Lyonne, who has been within the movie enterprise since she was a toddler actor, identified that it takes monumental human legwork—from casts, crews, and everybody from drivers to the creatives who deliver concepts onto screens—to maintain movie and tv plodding ahead. AI firms that scrape content material with out permission or cost are neglecting that whole ecosystem, she stated. “So I don’t think it’s super-Kosher copacetic to just kind of rob freely under the auspices of acceleration or China, right?”
The Russian Doll and Poker Face star can also be a co-founder of Asteria Movie Co., a generative AI movie and animation studio. Asteria describes itself as being powered by the “first clean AI model”—the “clean” referring to AI that has been educated on fashions with inventive work that’s licensed or cleared, fairly than content material used with out cost or permission. She can also be directing an upcoming movie referred to as Uncanny Valley utilizing an AI video mannequin referred to as Marey that was created based mostly on copy-right cleared, licensed knowledge. The movie reportedly doesn’t embrace AI actors, however it would mix generative AI filmmaking methods with conventional human-led filmmaking.
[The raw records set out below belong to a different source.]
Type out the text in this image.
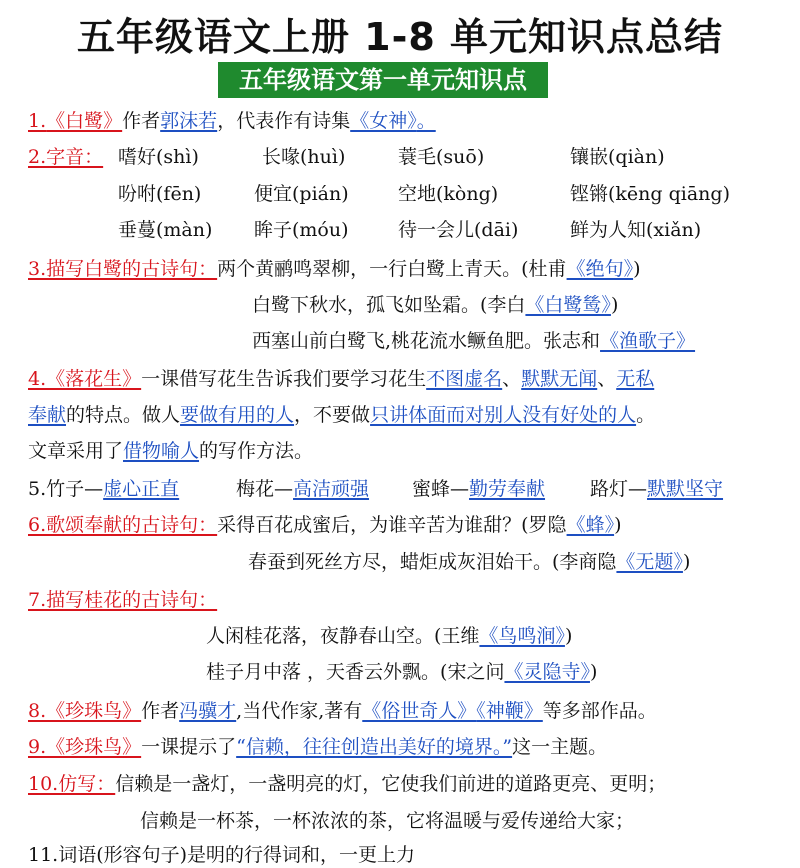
五年级语文上册 1-8 单元知识点总结
五年级语文第一单元知识点
1.《白鹭》作者郭沫若，代表作有诗集《女神》。
2.字音： 嗜好(shì)	长喙(huì)	蓑毛(suō)	镶嵌(qiàn)
吩咐(fēn)	便宜(pián)	空地(kòng)	铿锵(kēng qiāng)
垂蔓(màn) 眸子(móu)	待一会儿(dāi)	鲜为人知(xiǎn)
3.描写白鹭的古诗句：两个黄鹂鸣翠柳，一行白鹭上青天。(杜甫《绝句》)
白鹭下秋水，孤飞如坠霜。(李白《白鹭鸶》)
西塞山前白鹭飞,桃花流水鳜鱼肥。张志和《渔歌子》
4.《落花生》一课借写花生告诉我们要学习花生不图虚名、默默无闻、无私
奉献的特点。做人要做有用的人，不要做只讲体面而对别人没有好处的人。
文章采用了借物喻人的写作方法。
5.竹子—虚心正直	梅花—高洁顽强 蜜蜂—勤劳奉献 路灯—默默坚守
6.歌颂奉献的古诗句：采得百花成蜜后，为谁辛苦为谁甜？(罗隐《蜂》)
春蚕到死丝方尽，蜡炬成灰泪始干。(李商隐《无题》)
7.描写桂花的古诗句：
人闲桂花落，夜静春山空。(王维《鸟鸣涧》)
桂子月中落 ，天香云外飘。(宋之问《灵隐寺》)
8.《珍珠鸟》作者冯骥才,当代作家,著有《俗世奇人》《神鞭》等多部作品。
9.《珍珠鸟》一课提示了“信赖，往往创造出美好的境界。”这一主题。
10.仿写：信赖是一盏灯，一盏明亮的灯，它使我们前进的道路更亮、更明；
信赖是一杯茶，一杯浓浓的茶，它将温暖与爱传递给大家；
11.词语(形容句子)是明的行得词和，一更上力
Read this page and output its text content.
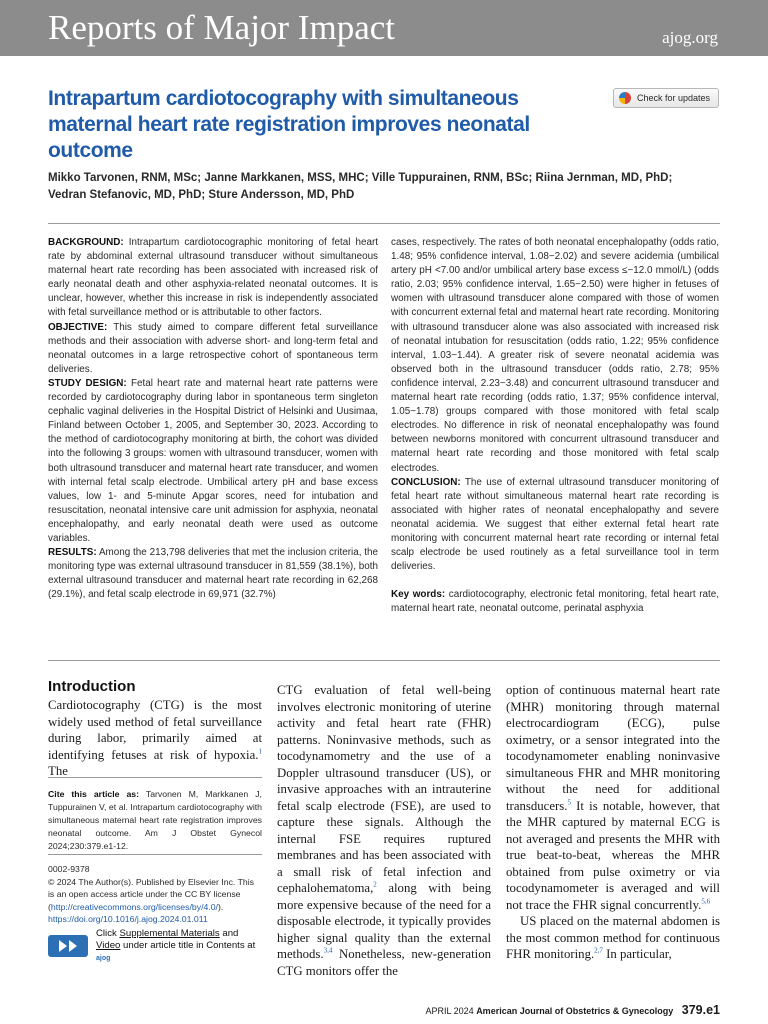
Reports of Major Impact	ajog.org
Intrapartum cardiotocography with simultaneous maternal heart rate registration improves neonatal outcome
Check for updates
Mikko Tarvonen, RNM, MSc; Janne Markkanen, MSS, MHC; Ville Tuppurainen, RNM, BSc; Riina Jernman, MD, PhD; Vedran Stefanovic, MD, PhD; Sture Andersson, MD, PhD

BACKGROUND: Intrapartum cardiotocographic monitoring of fetal heart rate by abdominal external ultrasound transducer without simultaneous maternal heart rate recording has been associated with increased risk of early neonatal death and other asphyxia-related neonatal outcomes. It is unclear, however, whether this increase in risk is independently associated with fetal surveillance method or is attributable to other factors.

OBJECTIVE: This study aimed to compare different fetal surveillance methods and their association with adverse short- and long-term fetal and neonatal outcomes in a large retrospective cohort of spontaneous term deliveries.

STUDY DESIGN: Fetal heart rate and maternal heart rate patterns were recorded by cardiotocography during labor in spontaneous term singleton cephalic vaginal deliveries in the Hospital District of Helsinki and Uusimaa, Finland between October 1, 2005, and September 30, 2023. According to the method of cardiotocography monitoring at birth, the cohort was divided into the following 3 groups: women with ultrasound transducer, women with both ultrasound transducer and maternal heart rate transducer, and women with internal fetal scalp electrode. Umbilical artery pH and base excess values, low 1- and 5-minute Apgar scores, need for intubation and resuscitation, neonatal intensive care unit admission for asphyxia, neonatal encephalopathy, and early neonatal death were used as outcome variables.

RESULTS: Among the 213,798 deliveries that met the inclusion criteria, the monitoring type was external ultrasound transducer in 81,559 (38.1%), both external ultrasound transducer and maternal heart rate recording in 62,268 (29.1%), and fetal scalp electrode in 69,971 (32.7%)

cases, respectively. The rates of both neonatal encephalopathy (odds ratio, 1.48; 95% confidence interval, 1.08−2.02) and severe acidemia (umbilical artery pH <7.00 and/or umbilical artery base excess ≤−12.0 mmol/L) (odds ratio, 2.03; 95% confidence interval, 1.65−2.50) were higher in fetuses of women with ultrasound transducer alone compared with those of women with concurrent external fetal and maternal heart rate recording. Monitoring with ultrasound transducer alone was also associated with increased risk of neonatal intubation for resuscitation (odds ratio, 1.22; 95% confidence interval, 1.03−1.44). A greater risk of severe neonatal acidemia was observed both in the ultrasound transducer (odds ratio, 2.78; 95% confidence interval, 2.23−3.48) and concurrent ultrasound transducer and maternal heart rate recording (odds ratio, 1.37; 95% confidence interval, 1.05−1.78) groups compared with those monitored with fetal scalp electrodes. No difference in risk of neonatal encephalopathy was found between newborns monitored with concurrent ultrasound transducer and maternal heart rate recording and those monitored with fetal scalp electrodes.

CONCLUSION: The use of external ultrasound transducer monitoring of fetal heart rate without simultaneous maternal heart rate recording is associated with higher rates of neonatal encephalopathy and severe neonatal acidemia. We suggest that either external fetal heart rate monitoring with concurrent maternal heart rate recording or internal fetal scalp electrode be used routinely as a fetal surveillance tool in term deliveries.

Key words: cardiotocography, electronic fetal monitoring, fetal heart rate, maternal heart rate, neonatal outcome, perinatal asphyxia

Introduction

Cardiotocography (CTG) is the most widely used method of fetal surveillance during labor, primarily aimed at identifying fetuses at risk of hypoxia.$^1$ The

Cite this article as: Tarvonen M, Markkanen J, Tuppurainen V, et al. Intrapartum cardiotocography with simultaneous maternal heart rate registration improves neonatal outcome. Am J Obstet Gynecol 2024;230:379.e1-12.
0002-9378
© 2024 The Author(s). Published by Elsevier Inc. This is an open access article under the CC BY license (http://creativecommons.org/licenses/by/4.0/).
https://doi.org/10.1016/j.ajog.2024.01.011
Click Supplemental Materials and
Video under article title in Contents at ajog

CTG evaluation of fetal well-being involves electronic monitoring of uterine activity and fetal heart rate (FHR) patterns. Noninvasive methods, such as tocodynamometry and the use of a Doppler ultrasound transducer (US), or invasive approaches with an intrauterine fetal scalp electrode (FSE), are used to capture these signals. Although the internal FSE requires ruptured membranes and has been associated with a small risk of fetal infection and cephalohematoma,$^2$ along with being more expensive because of the need for a disposable electrode, it typically provides higher signal quality than the external methods.$^{3,4}$ Nonetheless, new-generation CTG monitors offer the

option of continuous maternal heart rate (MHR) monitoring through maternal electrocardiogram (ECG), pulse oximetry, or a sensor integrated into the tocodynamometer enabling noninvasive simultaneous FHR and MHR monitoring without the need for additional transducers.$^5$ It is notable, however, that the MHR captured by maternal ECG is not averaged and presents the MHR with true beat-to-beat, whereas the MHR obtained from pulse oximetry or via tocodynamometer is averaged and will not trace the FHR signal concurrently.$^{5,6}$

US placed on the maternal abdomen is the most common method for continuous FHR monitoring.$^{2,7}$ In particular,

APRIL 2024 American Journal of Obstetrics & Gynecology 379.e1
As a toddler, she stated, she studied Talmudic texts and interpretations in Aramaic—the traditional language utilized in Talmudic writings. The complexity in exploring layers of which means and iterations of concept now informs her method to AI in filmmaking., she stated.
Lyonne stated she dropped out of New York College to pursue a self-taught schooling in movie on the indie movie show The Movie Discussion board. When requested what recommendation she’d give her youthful teenage self, Lyonne advised mastery of the sort that takes 10,000 hours of labor to develop. “Really, really learn these tools,” she stated. “It’s really about technique, and that takes a long time… that’s how you learn how to write and all that.”
The fantastic thing about mastering a ability and figuring out the way to suppose and create is that then you’ll be able to break these guidelines, stated Lyonne. “I’m not so much interested in raging against the machine,” she stated. “I’m interested in building new houses, new seats at the table.”